Controlled Growth of Complex Oxide Thin Films (playing LEGO with atoms)
Dave H.A. Blank
University of Twente, Faculty of Science and Technology, and MESA+ Institute for Nanotechnology
P.O. Box 217, 7500 AE The Netherlands
The flexibility of the pulsed laser deposition set-up offers the researcher a large freedom of choice in target material, ablation characteristics, target-substrate geometry, ambient gas and its pressure, and substrate temperature. All these parameters influence plasma formation, film growth, and film properties. Deposition parameters can be varied over several orders of magnitude. Especially the ambient pressure is known for its large dynamic range of more than seven orders of magnitude. Furthermore, the kinetic energies of species arriving at the substrate surface can be tuned over three orders of magnitude (0.1400 eV). The large dynamic ranges of deposition parameters result in different regimes of ablation and deposition. Due to powerful lasers with short pulse lengths, high laser power densities can be realised. This makes the ablation of a wide range of materials possible.
Pulsed Laser Deposition (PLD) is attractive for research on complex oxides because it is fast and one can easily investigate a wide range of different materials and compositions. Currently, a major issue in the growth of oxide materials with PLD is the control of the surface morphology. For most materials it is necessary to control the thickness and roughness of the thin films down to an atomic scale. Such well-controlled growth can also be used to manufacture artificially layered structures of different materials with different properties. In this way it is possible to create a whole new class of materials. It would be possible to create materials tailor-made to applications. Such materials are also ideal for the purpose of understanding the physics and the search for materials with even yet not-known properties.
Pulsed laser deposition has become the workhorse for the development of complex oxide materials. Much effort is put in the deposition of excellent textured layers without grain boundaries. In general the properties of highly oriented films approximate the properties of single crystals. Single or multi-layer structures require a well-conditioned process technique. The deposited layers must have a large homogeneity with well-defined material properties, smooth surfaces, and, in the case of oxides, the correct oxygen stoichiometry. Important is the possibility to combine PLD with standard in-situ diagnostic techniques. Growth monitoring became possible even at relative high deposition pressures using ellipsometry and so-called high pressure Reflecting High Energy Electron Diffraction (RHEED). These developments have helped to make PLD a grown-up technique to fabricate complex materials and structures.

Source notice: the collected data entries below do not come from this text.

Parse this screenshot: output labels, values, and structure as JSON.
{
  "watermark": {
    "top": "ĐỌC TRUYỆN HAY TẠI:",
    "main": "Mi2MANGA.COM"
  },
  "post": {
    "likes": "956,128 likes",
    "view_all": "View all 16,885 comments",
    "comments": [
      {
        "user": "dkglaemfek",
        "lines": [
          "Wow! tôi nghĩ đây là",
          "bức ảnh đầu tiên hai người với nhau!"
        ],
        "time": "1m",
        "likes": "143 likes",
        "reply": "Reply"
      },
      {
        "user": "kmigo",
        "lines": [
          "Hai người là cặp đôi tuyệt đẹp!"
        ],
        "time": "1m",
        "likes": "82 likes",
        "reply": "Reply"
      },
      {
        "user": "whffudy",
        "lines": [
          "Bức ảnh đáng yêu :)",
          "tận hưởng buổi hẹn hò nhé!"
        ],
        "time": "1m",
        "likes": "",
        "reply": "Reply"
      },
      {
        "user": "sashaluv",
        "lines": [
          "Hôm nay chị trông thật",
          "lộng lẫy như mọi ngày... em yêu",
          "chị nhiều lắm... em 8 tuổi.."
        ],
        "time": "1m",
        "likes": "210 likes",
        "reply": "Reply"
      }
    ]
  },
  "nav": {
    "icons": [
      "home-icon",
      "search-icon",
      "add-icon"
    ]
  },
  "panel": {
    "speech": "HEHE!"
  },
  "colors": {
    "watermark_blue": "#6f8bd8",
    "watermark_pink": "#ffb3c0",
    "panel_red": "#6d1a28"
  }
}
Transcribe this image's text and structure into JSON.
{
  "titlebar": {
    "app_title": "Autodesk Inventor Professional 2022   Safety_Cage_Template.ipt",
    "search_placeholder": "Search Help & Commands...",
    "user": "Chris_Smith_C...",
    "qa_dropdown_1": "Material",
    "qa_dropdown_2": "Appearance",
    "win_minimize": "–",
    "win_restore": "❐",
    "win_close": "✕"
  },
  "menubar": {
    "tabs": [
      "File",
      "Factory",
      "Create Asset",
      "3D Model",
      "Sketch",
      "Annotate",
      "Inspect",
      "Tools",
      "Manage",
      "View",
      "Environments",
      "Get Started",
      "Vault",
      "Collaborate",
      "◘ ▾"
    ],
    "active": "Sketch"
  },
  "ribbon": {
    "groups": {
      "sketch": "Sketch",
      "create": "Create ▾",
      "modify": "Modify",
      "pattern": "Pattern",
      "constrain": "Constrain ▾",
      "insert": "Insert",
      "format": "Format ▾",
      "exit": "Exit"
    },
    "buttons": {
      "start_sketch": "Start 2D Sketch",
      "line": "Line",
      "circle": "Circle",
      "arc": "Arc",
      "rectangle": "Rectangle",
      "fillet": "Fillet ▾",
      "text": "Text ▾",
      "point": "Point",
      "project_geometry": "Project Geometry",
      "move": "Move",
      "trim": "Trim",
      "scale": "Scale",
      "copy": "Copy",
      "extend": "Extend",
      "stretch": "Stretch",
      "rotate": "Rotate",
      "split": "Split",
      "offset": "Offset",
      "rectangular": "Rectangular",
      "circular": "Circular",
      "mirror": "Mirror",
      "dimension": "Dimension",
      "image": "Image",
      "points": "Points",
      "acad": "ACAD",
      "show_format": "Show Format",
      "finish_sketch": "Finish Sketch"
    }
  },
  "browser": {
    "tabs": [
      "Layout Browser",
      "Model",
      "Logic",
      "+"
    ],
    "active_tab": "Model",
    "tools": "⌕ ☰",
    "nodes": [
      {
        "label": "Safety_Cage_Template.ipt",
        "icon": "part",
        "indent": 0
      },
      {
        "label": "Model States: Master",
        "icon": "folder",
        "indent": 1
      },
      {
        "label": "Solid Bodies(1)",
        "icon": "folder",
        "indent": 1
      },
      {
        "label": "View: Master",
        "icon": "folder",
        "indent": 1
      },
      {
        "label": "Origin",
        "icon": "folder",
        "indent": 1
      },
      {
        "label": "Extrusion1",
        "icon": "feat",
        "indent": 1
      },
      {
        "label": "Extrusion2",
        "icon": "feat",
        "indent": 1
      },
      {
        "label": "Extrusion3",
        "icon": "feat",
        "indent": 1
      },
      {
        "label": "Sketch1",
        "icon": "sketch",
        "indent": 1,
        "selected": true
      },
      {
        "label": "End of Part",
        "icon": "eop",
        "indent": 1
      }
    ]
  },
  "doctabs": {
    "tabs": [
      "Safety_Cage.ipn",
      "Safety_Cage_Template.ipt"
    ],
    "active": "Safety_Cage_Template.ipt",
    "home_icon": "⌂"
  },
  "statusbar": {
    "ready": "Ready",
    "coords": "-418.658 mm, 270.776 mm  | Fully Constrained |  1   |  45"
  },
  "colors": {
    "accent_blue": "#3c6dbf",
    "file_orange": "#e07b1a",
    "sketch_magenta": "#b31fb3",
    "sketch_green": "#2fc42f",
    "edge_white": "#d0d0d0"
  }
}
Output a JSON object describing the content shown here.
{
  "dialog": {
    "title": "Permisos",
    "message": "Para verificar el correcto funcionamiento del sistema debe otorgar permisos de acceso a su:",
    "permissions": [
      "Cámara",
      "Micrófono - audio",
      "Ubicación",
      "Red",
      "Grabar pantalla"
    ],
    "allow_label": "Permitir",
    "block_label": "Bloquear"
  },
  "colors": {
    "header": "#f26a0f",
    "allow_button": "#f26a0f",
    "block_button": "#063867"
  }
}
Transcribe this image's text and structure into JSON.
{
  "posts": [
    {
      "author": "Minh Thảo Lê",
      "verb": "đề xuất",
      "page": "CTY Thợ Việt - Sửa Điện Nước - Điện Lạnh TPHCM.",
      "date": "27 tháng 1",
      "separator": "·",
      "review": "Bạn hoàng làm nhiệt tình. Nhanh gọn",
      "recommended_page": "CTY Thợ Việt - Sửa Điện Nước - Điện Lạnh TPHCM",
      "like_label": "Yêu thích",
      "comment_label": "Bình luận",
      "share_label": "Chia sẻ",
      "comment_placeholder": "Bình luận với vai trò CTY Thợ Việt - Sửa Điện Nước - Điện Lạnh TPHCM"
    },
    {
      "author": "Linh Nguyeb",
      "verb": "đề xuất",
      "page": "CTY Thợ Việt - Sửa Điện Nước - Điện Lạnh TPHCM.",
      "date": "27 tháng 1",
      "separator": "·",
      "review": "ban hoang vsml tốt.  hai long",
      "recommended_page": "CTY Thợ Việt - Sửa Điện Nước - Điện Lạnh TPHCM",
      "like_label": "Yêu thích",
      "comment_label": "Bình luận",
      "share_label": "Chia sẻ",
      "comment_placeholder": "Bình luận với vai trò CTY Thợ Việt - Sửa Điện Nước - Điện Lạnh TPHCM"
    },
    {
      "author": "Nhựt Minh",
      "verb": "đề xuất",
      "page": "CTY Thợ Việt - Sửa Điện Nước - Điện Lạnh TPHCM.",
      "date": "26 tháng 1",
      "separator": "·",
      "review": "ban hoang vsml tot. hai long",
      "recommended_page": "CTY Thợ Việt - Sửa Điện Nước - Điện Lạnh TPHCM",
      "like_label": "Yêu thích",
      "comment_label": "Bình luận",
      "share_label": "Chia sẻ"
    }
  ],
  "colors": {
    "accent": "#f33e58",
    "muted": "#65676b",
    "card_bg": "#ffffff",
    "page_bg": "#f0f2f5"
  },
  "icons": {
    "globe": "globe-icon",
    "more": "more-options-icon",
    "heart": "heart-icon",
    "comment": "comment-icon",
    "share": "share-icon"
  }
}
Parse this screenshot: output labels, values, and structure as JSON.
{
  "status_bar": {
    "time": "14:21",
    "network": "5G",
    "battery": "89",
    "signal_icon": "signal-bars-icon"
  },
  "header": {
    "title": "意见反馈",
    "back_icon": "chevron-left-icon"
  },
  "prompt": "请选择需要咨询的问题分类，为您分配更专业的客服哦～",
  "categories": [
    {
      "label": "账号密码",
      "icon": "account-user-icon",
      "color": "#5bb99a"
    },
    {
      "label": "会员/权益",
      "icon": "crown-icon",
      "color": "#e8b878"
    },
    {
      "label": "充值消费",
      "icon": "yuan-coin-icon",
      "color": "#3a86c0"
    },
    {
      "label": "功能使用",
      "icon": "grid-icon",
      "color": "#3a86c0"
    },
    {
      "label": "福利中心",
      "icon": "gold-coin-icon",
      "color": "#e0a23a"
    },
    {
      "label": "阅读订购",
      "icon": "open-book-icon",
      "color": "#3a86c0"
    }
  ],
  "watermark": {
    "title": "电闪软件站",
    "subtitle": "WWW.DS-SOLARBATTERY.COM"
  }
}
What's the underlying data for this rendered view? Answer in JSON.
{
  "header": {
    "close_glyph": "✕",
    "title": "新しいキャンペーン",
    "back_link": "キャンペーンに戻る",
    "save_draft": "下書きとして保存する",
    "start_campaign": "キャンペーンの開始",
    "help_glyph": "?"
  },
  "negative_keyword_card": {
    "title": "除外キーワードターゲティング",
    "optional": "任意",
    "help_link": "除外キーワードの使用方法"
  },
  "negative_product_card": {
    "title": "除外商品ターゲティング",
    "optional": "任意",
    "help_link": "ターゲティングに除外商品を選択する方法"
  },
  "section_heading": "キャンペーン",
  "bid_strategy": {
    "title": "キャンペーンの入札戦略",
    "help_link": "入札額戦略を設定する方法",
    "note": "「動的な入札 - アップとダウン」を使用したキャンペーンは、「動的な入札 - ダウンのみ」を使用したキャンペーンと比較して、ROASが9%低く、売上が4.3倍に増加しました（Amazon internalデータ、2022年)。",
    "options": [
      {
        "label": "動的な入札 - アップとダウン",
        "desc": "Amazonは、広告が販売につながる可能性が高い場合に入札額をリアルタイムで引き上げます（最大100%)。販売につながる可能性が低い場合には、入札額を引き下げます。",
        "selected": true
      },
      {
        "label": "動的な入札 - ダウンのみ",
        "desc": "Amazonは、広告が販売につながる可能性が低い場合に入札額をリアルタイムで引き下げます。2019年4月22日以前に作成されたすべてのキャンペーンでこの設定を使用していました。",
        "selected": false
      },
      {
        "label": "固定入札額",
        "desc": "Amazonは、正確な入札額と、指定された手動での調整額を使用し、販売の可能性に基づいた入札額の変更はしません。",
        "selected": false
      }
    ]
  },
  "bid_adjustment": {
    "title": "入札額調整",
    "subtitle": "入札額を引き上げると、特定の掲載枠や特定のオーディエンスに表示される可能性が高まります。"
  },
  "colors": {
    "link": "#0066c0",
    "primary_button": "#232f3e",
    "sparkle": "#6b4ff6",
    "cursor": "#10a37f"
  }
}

The recent developments in the strongly correlated materials, in particularly the metal oxides, have brought on many inventive ideas to apply these materials in novel device concepts. During the last decade a tremendous progress has been made in controlling these complicated materials. To name a few, these are the epitaxial growth technique, understanding of the properties of their defect structure, atomic-level control of their layering, in the case of oxides the manipulation of the oxygen contents and dopant densities, etc.. With our development of pulsed laser deposition with control at an atomic level using high-pressure reflective high-energy electron diffraction we are able to control the growth of these materials and to introduce new growth manipulations, like pulsed laser interval deposition. At present, extremely sharp and homogeneous interfaces can be realized and this is, for example, yet utilized in magnetic tunnel junctions in the ferromagnetic ‘bad metal’ SrRuO3. In this presentation I like to show these unique techniques and their use the obtained results to design complex materials ‘on demand’.